Highly efficient silicon carbide (SiC)-based power modules enable the largest operating range and faster charging in current EVs. Until recently, however, special, fast signal processors were required to drive these SiC power semiconductors. The Stellar E series of MCUs from STMicroelectronics (ST), designed for the next generation of software-defined EVs, have the processing functions for fast control loops already integrated into the chip, so that a microcontroller can now directly control the entire module. This not only simplifies module design, but also reduces costs and simplifies compliance with automotive safety and security standards.
The new MCUs extend ST’s arm-based Stellar range and are designed from the ground up for automotive use. Used as high-performance, centralised domain and zone controllers, the devices in this family simplify automotive electrical architectures for increased performance, flexibility and safety.
Currently, this MCU family includes the Stellar P series for integration and vehicle control and the Stellar G series for body applications. The Stellar family architecture includes multiple Arm Cortex processor cores that provide high performance with lockstep redundancy capability and support real-time hardware virtualisation. All devices in the Stellar family are designed for software updates through secure OTA updates.

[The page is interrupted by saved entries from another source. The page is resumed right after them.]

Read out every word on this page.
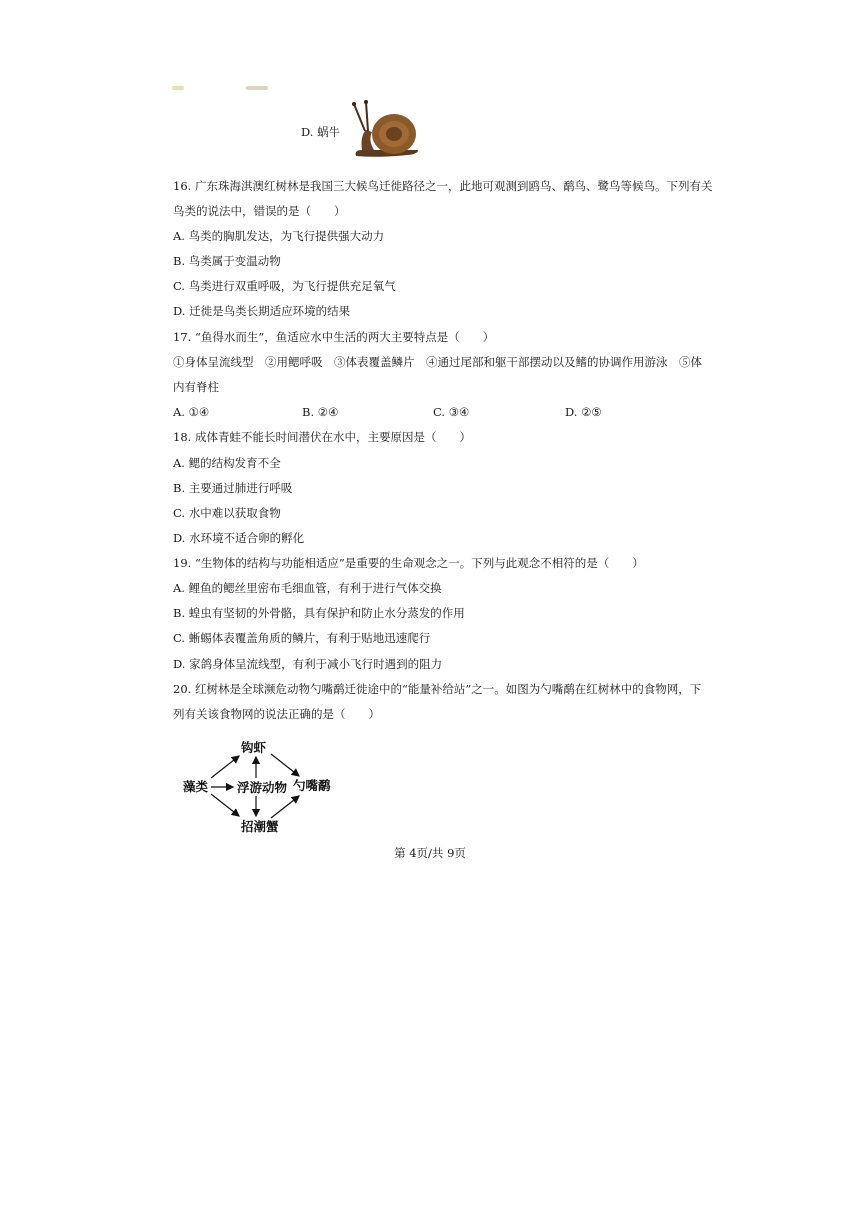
D. 蜗牛
16. 广东珠海淇澳红树林是我国三大候鸟迁徙路径之一，此地可观测到鸥鸟、鹬鸟、鹭鸟等候鸟。下列有关
鸟类的说法中，错误的是（　　）
A. 鸟类的胸肌发达，为飞行提供强大动力
B. 鸟类属于变温动物
C. 鸟类进行双重呼吸，为飞行提供充足氧气
D. 迁徙是鸟类长期适应环境的结果
17. “鱼得水而生”，鱼适应水中生活的两大主要特点是（　　）
①身体呈流线型　②用鳃呼吸　③体表覆盖鳞片　④通过尾部和躯干部摆动以及鳍的协调作用游泳　⑤体
内有脊柱
A. ①④	B. ②④	C. ③④	D. ②⑤
18. 成体青蛙不能长时间潜伏在水中，主要原因是（　　）
A. 鳃的结构发育不全
B. 主要通过肺进行呼吸
C. 水中难以获取食物
D. 水环境不适合卵的孵化
19. “生物体的结构与功能相适应”是重要的生命观念之一。下列与此观念不相符的是（　　）
A. 鲤鱼的鳃丝里密布毛细血管，有利于进行气体交换
B. 蝗虫有坚韧的外骨骼，具有保护和防止水分蒸发的作用
C. 蜥蜴体表覆盖角质的鳞片，有利于贴地迅速爬行
D. 家鸽身体呈流线型，有利于减小飞行时遇到的阻力
20. 红树林是全球濒危动物勺嘴鹬迁徙途中的“能量补给站”之一。如图为勺嘴鹬在红树林中的食物网，下
列有关该食物网的说法正确的是（　　）
钩虾
藻类 浮游动物 勺嘴鹬
招潮蟹
第 4页/共 9页
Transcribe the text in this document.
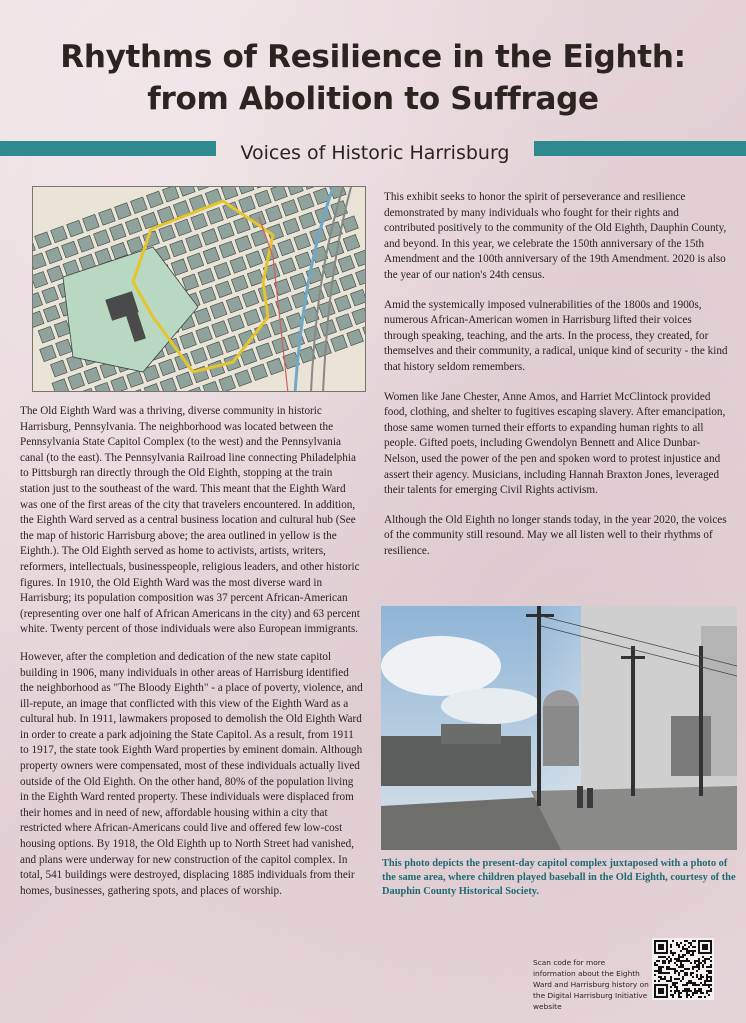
Rhythms of Resilience in the Eighth:
from Abolition to Suffrage
Voices of Historic Harrisburg

The Old Eighth Ward was a thriving, diverse community in historic Harrisburg, Pennsylvania. The neighborhood was located between the Pennsylvania State Capitol Complex (to the west) and the Pennsylvania canal (to the east). The Pennsylvania Railroad line connecting Philadelphia to Pittsburgh ran directly through the Old Eighth, stopping at the train station just to the southeast of the ward. This meant that the Eighth Ward was one of the first areas of the city that travelers encountered. In addition, the Eighth Ward served as a central business location and cultural hub (See the map of historic Harrisburg above; the area outlined in yellow is the Eighth.). The Old Eighth served as home to activists, artists, writers, reformers, intellectuals, businesspeople, religious leaders, and other historic figures. In 1910, the Old Eighth Ward was the most diverse ward in Harrisburg; its population composition was 37 percent African-American (representing over one half of African Americans in the city) and 63 percent white. Twenty percent of those individuals were also European immigrants.

However, after the completion and dedication of the new state capitol building in 1906, many individuals in other areas of Harrisburg identified the neighborhood as "The Bloody Eighth" - a place of poverty, violence, and ill-repute, an image that conflicted with this view of the Eighth Ward as a cultural hub. In 1911, lawmakers proposed to demolish the Old Eighth Ward in order to create a park adjoining the State Capitol. As a result, from 1911 to 1917, the state took Eighth Ward properties by eminent domain. Although property owners were compensated, most of these individuals actually lived outside of the Old Eighth. On the other hand, 80% of the population living in the Eighth Ward rented property. These individuals were displaced from their homes and in need of new, affordable housing within a city that restricted where African-Americans could live and offered few low-cost housing options. By 1918, the Old Eighth up to North Street had vanished, and plans were underway for new construction of the capitol complex. In total, 541 buildings were destroyed, displacing 1885 individuals from their homes, businesses, gathering spots, and places of worship.

This exhibit seeks to honor the spirit of perseverance and resilience demonstrated by many individuals who fought for their rights and contributed positively to the community of the Old Eighth, Dauphin County, and beyond. In this year, we celebrate the 150th anniversary of the 15th Amendment and the 100th anniversary of the 19th Amendment. 2020 is also the year of our nation's 24th census.

Amid the systemically imposed vulnerabilities of the 1800s and 1900s, numerous African-American women in Harrisburg lifted their voices through speaking, teaching, and the arts. In the process, they created, for themselves and their community, a radical, unique kind of security - the kind that history seldom remembers.

Women like Jane Chester, Anne Amos, and Harriet McClintock provided food, clothing, and shelter to fugitives escaping slavery. After emancipation, those same women turned their efforts to expanding human rights to all people. Gifted poets, including Gwendolyn Bennett and Alice Dunbar-Nelson, used the power of the pen and spoken word to protest injustice and assert their agency. Musicians, including Hannah Braxton Jones, leveraged their talents for emerging Civil Rights activism.

Although the Old Eighth no longer stands today, in the year 2020, the voices of the community still resound. May we all listen well to their rhythms of resilience.

This photo depicts the present-day capitol complex juxtaposed with a photo of the same area, where children played baseball in the Old Eighth, courtesy of the Dauphin County Historical Society.
Scan code for more information about the Eighth Ward and Harrisburg history on the Digital Harrisburg Initiative website
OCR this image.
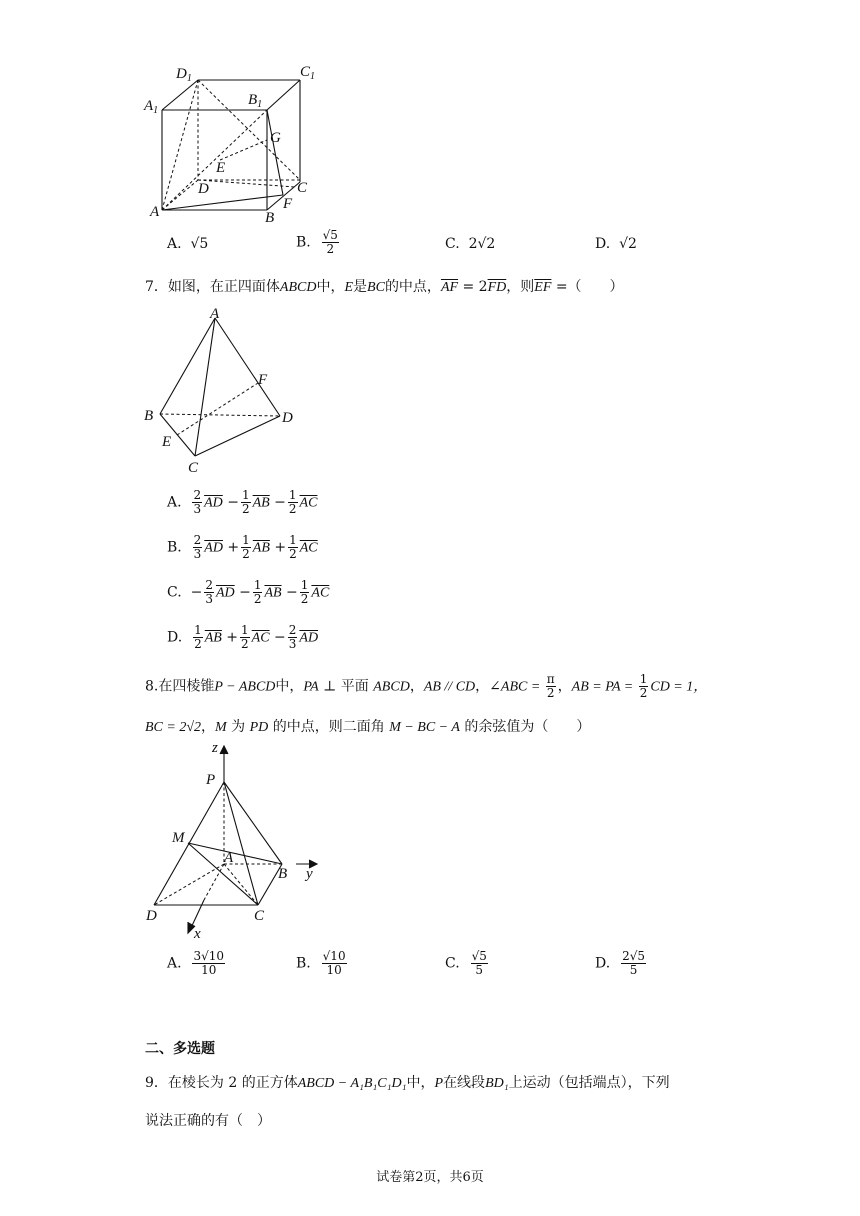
$D_1$	$C_1$
$A_1$
$B_1$
G
E
D
A	B
C
F
A. √5	B. $\frac{√5}{2}$	C. 2√2	D. √2
7．如图，在正四面体ABCD中，E是BC的中点，$\overline{AF} = 2\overline{FD}$，则$\overline{EF}$ =（　　）
A
B	D
C
E
F
A. $\frac{2}{3} \overline{AD} - \frac{1}{2} \overline{AB} - \frac{1}{2} \overline{AC}$
B. $\frac{2}{3} \overline{AD} + \frac{1}{2} \overline{AB} + \frac{1}{2} \overline{AC}$
C. − $\frac{2}{3} \overline{AD} - \frac{1}{2} \overline{AB} - \frac{1}{2} \overline{AC}$
D. $\frac{1}{2} \overline{AB} + \frac{1}{2} \overline{AC} - \frac{2}{3} \overline{AD}$
8.在四棱锥P − ABCD中，PA ⊥ 平面 ABCD，AB // CD，∠ABC = $\frac{\pi}{2}$ ，AB = PA = $\frac{1}{2}$ CD = 1，
BC = 2√2，M 为 PD 的中点，则二面角 M − BC − A 的余弦值为（　　）
z
P
M
A
B y
D	C
x
A. $\frac{3√10}{10}$	B. $\frac{√10}{10}$	C. $\frac{√5}{5}$	D. $\frac{2√5}{5}$
二、多选题
9．在棱长为 2 的正方体ABCD − A₁B₁C₁D₁中，P在线段BD₁上运动（包括端点），下列
说法正确的有（　）
试卷第2页，共6页
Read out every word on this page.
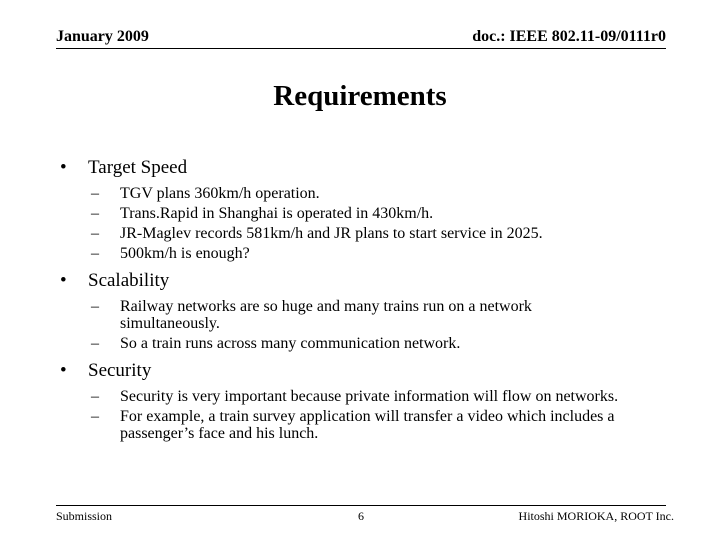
January 2009	doc.: IEEE 802.11-09/0111r0
Requirements
•	Target Speed
–	TGV plans 360km/h operation.
–	Trans.Rapid in Shanghai is operated in 430km/h.
–	JR-Maglev records 581km/h and JR plans to start service in 2025.
–	500km/h is enough?
•	Scalability
–	Railway networks are so huge and many trains run on a network simultaneously.
–	So a train runs across many communication network.
•	Security
–	Security is very important because private information will flow on networks.
–	For example, a train survey application will transfer a video which includes a passenger’s face and his lunch.
Submission	6	Hitoshi MORIOKA, ROOT Inc.
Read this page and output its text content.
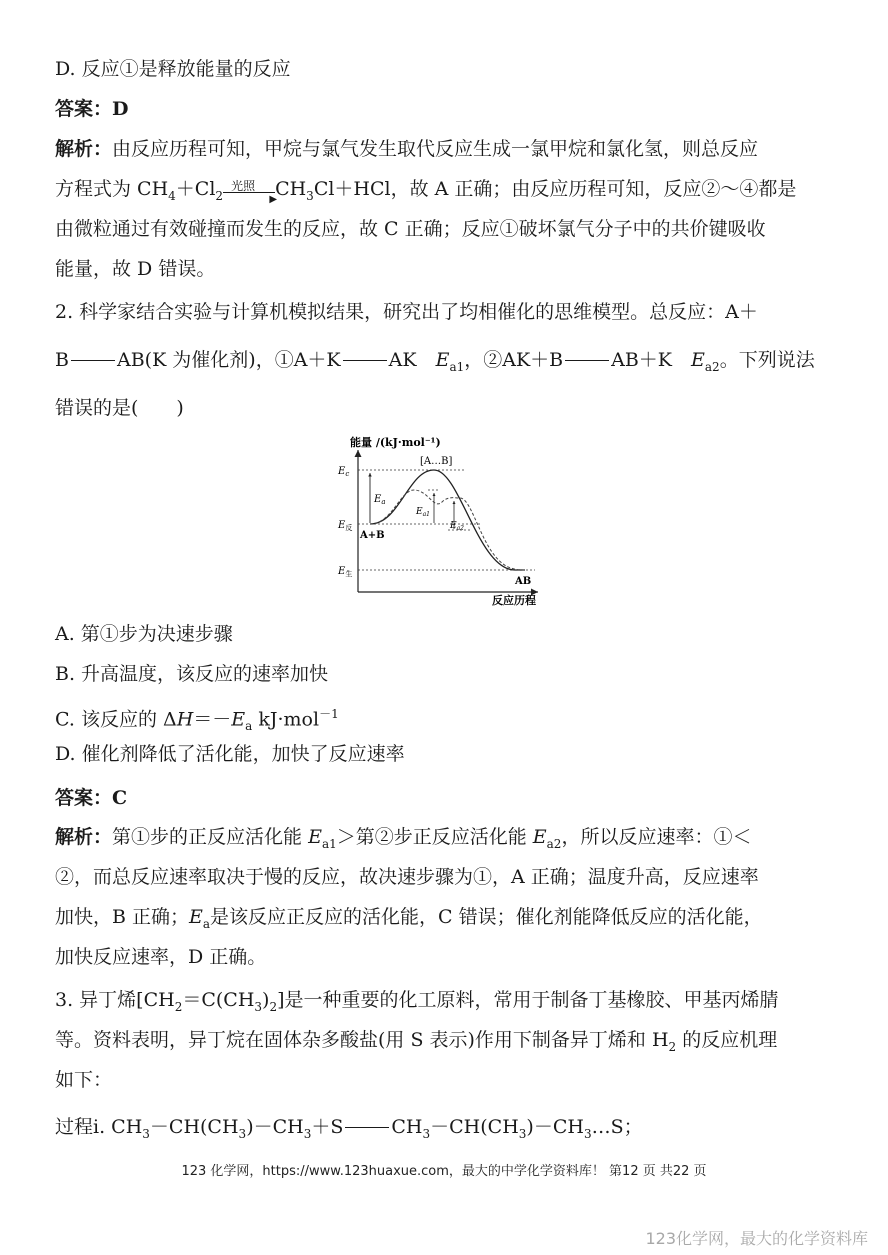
D. 反应①是释放能量的反应
答案：D
解析：由反应历程可知，甲烷与氯气发生取代反应生成一氯甲烷和氯化氢，则总反应
方程式为 $CH_4+Cl_2$
光照
▶
$CH_3Cl+HCl$，故 A 正确；由反应历程可知，反应②～④都是
由微粒通过有效碰撞而发生的反应，故 C 正确；反应①破坏氯气分子中的共价键吸收
能量，故 D 错误。
2. 科学家结合实验与计算机模拟结果，研究出了均相催化的思维模型。总反应：A＋
B	AB(K 为催化剂)，①A＋K	AK  $E_{a1}$，②AK＋B	AB＋K  $E_{a2}$。下列说法
错误的是(　　)
能量 /(kJ·mol⁻¹)
反应历程
$E_c$
$E_反$
$E_生$
$E_a$
[A…B]
A+B
AB
$E_{a1}$
$E_{a2}$
A. 第①步为决速步骤
B. 升高温度，该反应的速率加快
C. 该反应的 $\Delta H=-E_a$ kJ·mol$^{-1}$
D. 催化剂降低了活化能，加快了反应速率
答案：C
解析：第①步的正反应活化能 $E_{a1}>$第②步正反应活化能 $E_{a2}$，所以反应速率：①＜
②，而总反应速率取决于慢的反应，故决速步骤为①，A 正确；温度升高，反应速率
加快，B 正确；$E_a$是该反应正反应的活化能，C 错误；催化剂能降低反应的活化能，
加快反应速率，D 正确。
3. 异丁烯$[CH_2=C(CH_3)_2]$是一种重要的化工原料，常用于制备丁基橡胶、甲基丙烯腈
等。资料表明，异丁烷在固体杂多酸盐(用 S 表示)作用下制备异丁烯和 $H_2$ 的反应机理
如下：
过程i. $CH_3-CH(CH_3)-CH_3+S$	$CH_3-CH(CH_3)-CH_3\dots S$；
123 化学网，https://www.123huaxue.com，最大的中学化学资料库！ 第12 页 共22 页
123化学网，最大的化学资料库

“With the new Stellar-E devices, this platform creates the foundation for a new EV value chain,” said Luca Rodeschini, vice president of the Automotive and Discrete Group at STMicroelectronics. Sensing the environment, controlling vehicle dynamics, increasing power conversion efficiency and safely managing high-current power stages are all effectively handled by a single device. The ability to perform secure OTA software updates further gives manufacturers the ability to refine their control strategies to improve the range, performance and energy efficiency of their vehicles.”
High-power applications in electric vehicles, i.e. the OBC unit, the electric powertrain and the various DC/DC converters distributed throughout the vehicle, can be significantly improved in energy efficiency and reliability when implemented with silicon carbide (SiC)-based power transistors and diodes. These improvement possibilities can be maximised when these semiconductors are operated at higher switching frequencies than is possible with conventional silicon power semiconductors.
Typical automotive MCUs on the market today are not capable of processing the charge control algorithms at a rate that can exploit the higher switching frequencies of SiC semiconductors. Rather, additional DSP chips are required specifically for the control loop, which require separate programming and increase not only the component expense but also the complexity of the control modules implemented with traditional MCUs. Additional costs, extra space and higher power consumption are the result.
With the MCUs from ST’s Stellar-E series, automotive-qualified MCUs are now available that can perform fast control loop processing alongside normal control tasks on one and the same chip. This simplifies design and reduces component complexity, facilitating the move to high-efficiency, SiC-based power modules that provide a wider operating range and enable shorter charge times.
These MCUs can drive multiple power converters and are equipped with a fast A/D converter (ADC), a high-precision PWM (pulse width modulation) controller and fast-response protection circuits for this purpose.
Last but not least, the Stellar E-Series supports the leading automotive standards for functional safety (ISO 26262 ASIL-D), security (HSM -) and software interoperability (Autosar 4.3.x) as well as secured OTA updates. However, designing with the Stellar family brings other advantages, such as a comprehensive software development toolchain with a uniform infrastructure for control and actuator functions.
The first product in the Stellar E series is the Stellar SR5E1, optimised for on-board chargers (OBCs) of EVs and general DC-DC converters. The device is currently being sampled for lead customers and is expected to enter volume production in 2023.